The Container Runtime Interface is an unified interface to talk to a Container Runtime (e.g., containerd, CRI-O), for more insight on Kubernetes side, see Kubernetes Blog - Introducing Container Runtime Interface (CRI) in Kubernetes.

Docker is also a Container Runtime that Kubernetes supports it, but right now this integration is directly through Docker (/ Moby) libraries instead of one unified interface which works for all container runtimes.

The point of different Container runtimes is, e.g., that Kata Containers is able to run containers in lightweight VMs to give (untrusted) workload more isolation.

It is needed on every Node that will run Pods in the end. Depending on how the Kubernetes cluster is installed, e.g., with kubeadm, all servers including the master servers can run containers (master servers are “restricted” (tainted) by default).

kubelet

REFERENCE Kubernetes - kube-apiserver Reference.

Besides the Container Runtime of your choice, the kubelet is the most important component on the Nodes (followed by the kube-proxy).

The kubelet is the one and only component which is talking with the container runtime to create and run containers for a Pod. For example the kubelet takes care of following tasks:

Creating the containers with their shared (network) contexts.
Depending on the storage used, mounts and if needed formats the volumes for each Pod.
Besides PersistentVolumes mounting, it will also create the necessary volumes for ConfigMaps and Secrets.
- E.g., when using emptyDir is used with medium: memory it takes care of creating the in-memory directory.

Besides that for the storage aspect it will talk with the “installed” CSI (/ FlexVolume) drivers to get the storage mounted.

kube-proxy

REFERENCE Kubernetes - kube-apiserver Reference.

You have heard about Services in Kubernetes? They have those cool ClusterIPs. The kube-proxy is the one that is setting up ipvs and iptables rules (depending on the “mode” chosen) so the Service ClusterIPs are reachable.

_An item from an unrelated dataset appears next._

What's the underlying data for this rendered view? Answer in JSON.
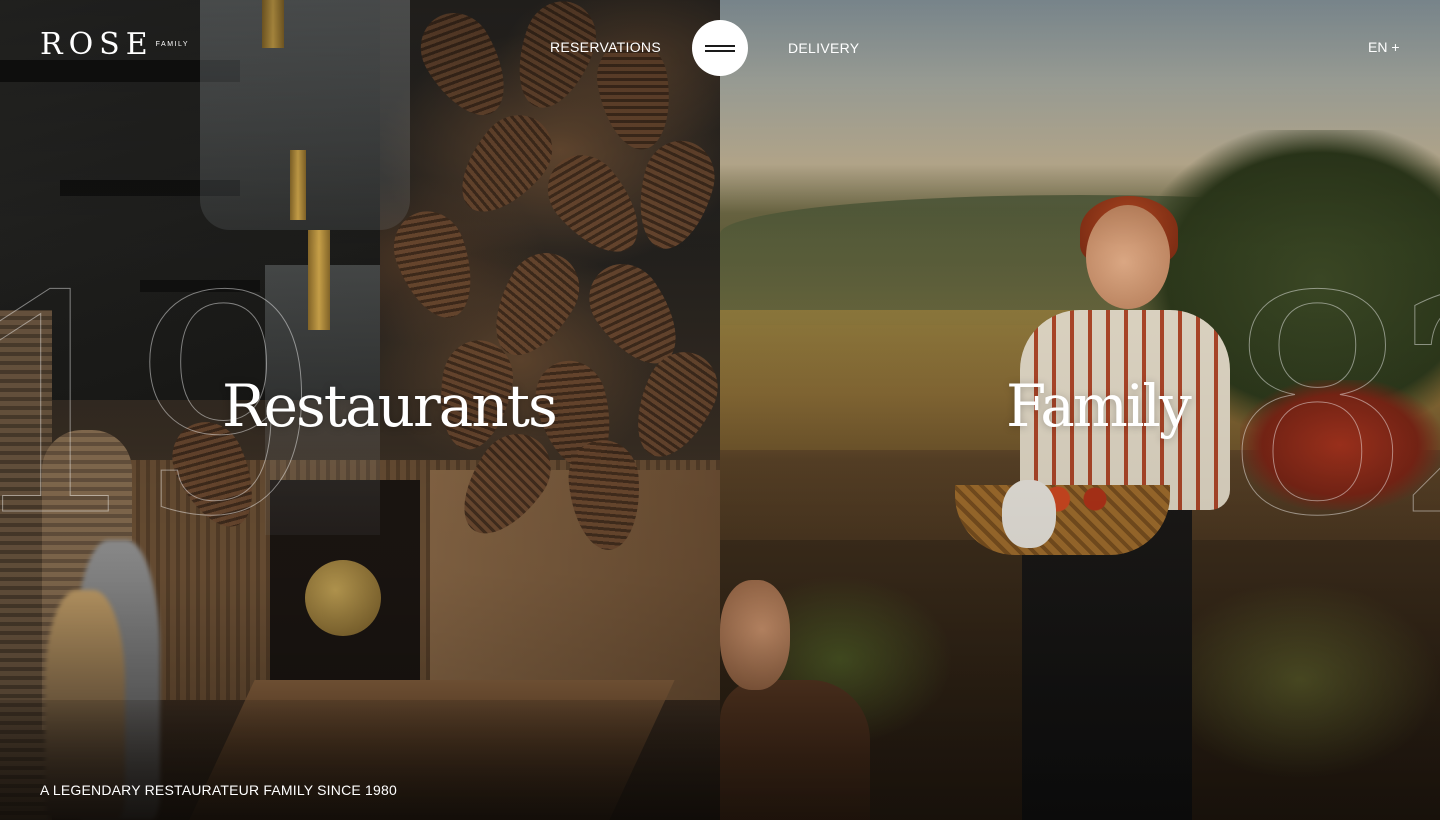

Kubernetes - Service IP iptables Diagram

(Originally taken from Kubernetes Network Explained - Service IP iptables - Edenmal Docs)

CNI / SDN

This was mostly covered in the previous Network section, but to summarize:

It takes care of the network for the Pods started by the kubelet. In most times the CNI will create a overlay network in “mesh network between all Nodes” style.

To name some CNIs:

CoreOS Flannel: VXLAN Mesh network between the servers. The simplest network plugin that can span over more than one node.
Project Calico: Either BGP + IP-IP or in form of Canal using Flannel for the traffic between the nodes.
And many more Kubernetes - Cluster Networking …

Most CNIs are deployed through a DaemonSet that then runs the CNI in a container, which makes it easier to update and maintain.

Addons

DNS

“Isn’t the problem always either network, DNS or both?”

A Kubernetes cluster relies heavily on DNS. This is because Kubernetes itself provides service discovery through the Services which get a DNS name. Reason for that is that if running in another cluster the Service ClusterIP could be different for whatever reason (e.g., different network ranges used).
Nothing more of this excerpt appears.